Scarless and site-directed mutagenesis in Salmonella enteritidischromosome

Abstract

Background: A variety of techniques have been described which introduce scarless, site-specific chromosomal mutations. These techniques can be applied to make point mutations or gene deletions as well as insert heterologous DNA into bacterial vectors for vaccine development. Most methods use a multi-step approach that requires cloning and/or designing repeat sequences to facilitate homologous recombination.
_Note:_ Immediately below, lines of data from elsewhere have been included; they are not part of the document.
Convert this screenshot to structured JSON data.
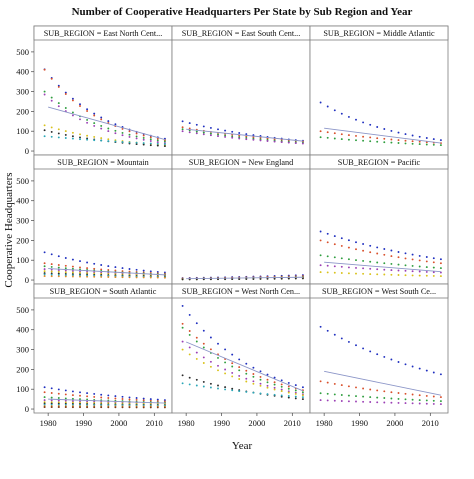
{
  "chart_data": {
    "type": "scatter",
    "title": "Number of Cooperative Headquarters Per State by Sub Region and Year",
    "xlabel": "Year",
    "ylabel": "Cooperative Headquarters",
    "xlim": [
      1976,
      2015
    ],
    "ylim": [
      -20,
      560
    ],
    "x_ticks": [
      "1980",
      "1990",
      "2000",
      "2010"
    ],
    "y_ticks": [
      "0",
      "100",
      "200",
      "300",
      "400",
      "500"
    ],
    "grid": false,
    "legend": "none",
    "series_colors": [
      "#1f2fbf",
      "#d94f2b",
      "#2f9e3f",
      "#9b3fb5",
      "#d9c21a",
      "#2a2a2a",
      "#2aa7b8",
      "#e08a2b",
      "#7a3a1a"
    ],
    "trend_color": "#8c96c8",
    "panels": [
      {
        "label": "SUB_REGION = East North Cent...",
        "trend": [
          [
            1980,
            222
          ],
          [
            2013,
            58
          ]
        ],
        "series": [
          {
            "start": 412,
            "end": 62
          },
          {
            "start": 410,
            "end": 55
          },
          {
            "start": 300,
            "end": 48
          },
          {
            "start": 285,
            "end": 40
          },
          {
            "start": 130,
            "end": 30
          },
          {
            "start": 105,
            "end": 25
          },
          {
            "start": 75,
            "end": 35
          }
        ]
      },
      {
        "label": "SUB_REGION = East South Cent...",
        "trend": [
          [
            1980,
            110
          ],
          [
            2013,
            50
          ]
        ],
        "series": [
          {
            "start": 150,
            "end": 52
          },
          {
            "start": 120,
            "end": 48
          },
          {
            "start": 110,
            "end": 42
          },
          {
            "start": 100,
            "end": 38
          }
        ]
      },
      {
        "label": "SUB_REGION = Middle Atlantic",
        "trend": [
          [
            1980,
            115
          ],
          [
            2013,
            40
          ]
        ],
        "series": [
          {
            "start": 245,
            "end": 55
          },
          {
            "start": 100,
            "end": 40
          },
          {
            "start": 70,
            "end": 30
          }
        ]
      },
      {
        "label": "SUB_REGION = Mountain",
        "trend": [
          [
            1980,
            58
          ],
          [
            2013,
            26
          ]
        ],
        "series": [
          {
            "start": 140,
            "end": 38
          },
          {
            "start": 85,
            "end": 32
          },
          {
            "start": 70,
            "end": 28
          },
          {
            "start": 55,
            "end": 25
          },
          {
            "start": 45,
            "end": 22
          },
          {
            "start": 35,
            "end": 18
          },
          {
            "start": 28,
            "end": 15
          },
          {
            "start": 20,
            "end": 12
          }
        ]
      },
      {
        "label": "SUB_REGION = New England",
        "trend": [
          [
            1980,
            7
          ],
          [
            2013,
            14
          ]
        ],
        "series": [
          {
            "start": 10,
            "end": 25
          },
          {
            "start": 8,
            "end": 20
          },
          {
            "start": 6,
            "end": 15
          },
          {
            "start": 5,
            "end": 12
          },
          {
            "start": 4,
            "end": 10
          },
          {
            "start": 3,
            "end": 8
          }
        ]
      },
      {
        "label": "SUB_REGION = Pacific",
        "trend": [
          [
            1980,
            90
          ],
          [
            2013,
            42
          ]
        ],
        "series": [
          {
            "start": 245,
            "end": 105
          },
          {
            "start": 200,
            "end": 85
          },
          {
            "start": 125,
            "end": 60
          },
          {
            "start": 75,
            "end": 38
          },
          {
            "start": 40,
            "end": 20
          }
        ]
      },
      {
        "label": "SUB_REGION = South Atlantic",
        "trend": [
          [
            1980,
            50
          ],
          [
            2013,
            30
          ]
        ],
        "series": [
          {
            "start": 110,
            "end": 45
          },
          {
            "start": 85,
            "end": 38
          },
          {
            "start": 60,
            "end": 32
          },
          {
            "start": 45,
            "end": 28
          },
          {
            "start": 35,
            "end": 25
          },
          {
            "start": 28,
            "end": 20
          },
          {
            "start": 22,
            "end": 18
          },
          {
            "start": 15,
            "end": 12
          },
          {
            "start": 10,
            "end": 8
          }
        ]
      },
      {
        "label": "SUB_REGION = West North Cen...",
        "trend": [
          [
            1980,
            338
          ],
          [
            2013,
            92
          ]
        ],
        "series": [
          {
            "start": 520,
            "end": 110
          },
          {
            "start": 430,
            "end": 95
          },
          {
            "start": 410,
            "end": 85
          },
          {
            "start": 340,
            "end": 75
          },
          {
            "start": 300,
            "end": 70
          },
          {
            "start": 170,
            "end": 50
          },
          {
            "start": 130,
            "end": 60
          }
        ]
      },
      {
        "label": "SUB_REGION = West South Ce...",
        "trend": [
          [
            1980,
            190
          ],
          [
            2013,
            70
          ]
        ],
        "series": [
          {
            "start": 415,
            "end": 175
          },
          {
            "start": 140,
            "end": 60
          },
          {
            "start": 80,
            "end": 40
          },
          {
            "start": 45,
            "end": 25
          }
        ]
      }
    ]
  }
}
We have modified previously published techniques to develop a simple, efficient PCR-based method for scarless insertion of DNA into Salmonella enteritidis chromosome. Results: The final product of this mutation strategy is the insertion of DNA encoding a foreign epitope into the S. enteritidis genome without the addition of any unwanted sequence. This experiment was performed by a two-step mutation process via PCR fragments, Red recombinase and counter-selection with the I-SceI enzyme site. First, the I-SceI site and kanamycin resistance gene were introduced into the genome of cells expressing Red recombinase enzymes. Next, this sequence was replaced by a chosen insertion sequence. DNA fragments used for recombination were linear PCR products which consisted of the foreign insertion sequence flanked by homologous sequences of the target gene. Described herein is the insertion of a section of the M2e epitope (LM2) of Influenza A virus, a domain of CD154 (CD154s) or a combination of both into the outer membrane protein LamB of S. enteritidis. Conclusion: We have successfully used this method to produce multiple mutants with no antibiotic gene on the genome or extra sequence except those nucleotides required for expression of epitope regions. This method is advantageous over other protocols in that it does not require cloning or creating extra duplicate regions to facilitate homologous recombination, contains a universal construct in which an epitope of choice can be placed to check for cell surface expression, and shows high efficiency when screening for positive mutants. Other opportunities of this mutational strategy include creating attenuated mutants and site-specific, chromosomal deletion mutations. Furthermore, this method should be applicable in other gram-negative bacterial species where Red recombinase enzymes can be functionally expressed.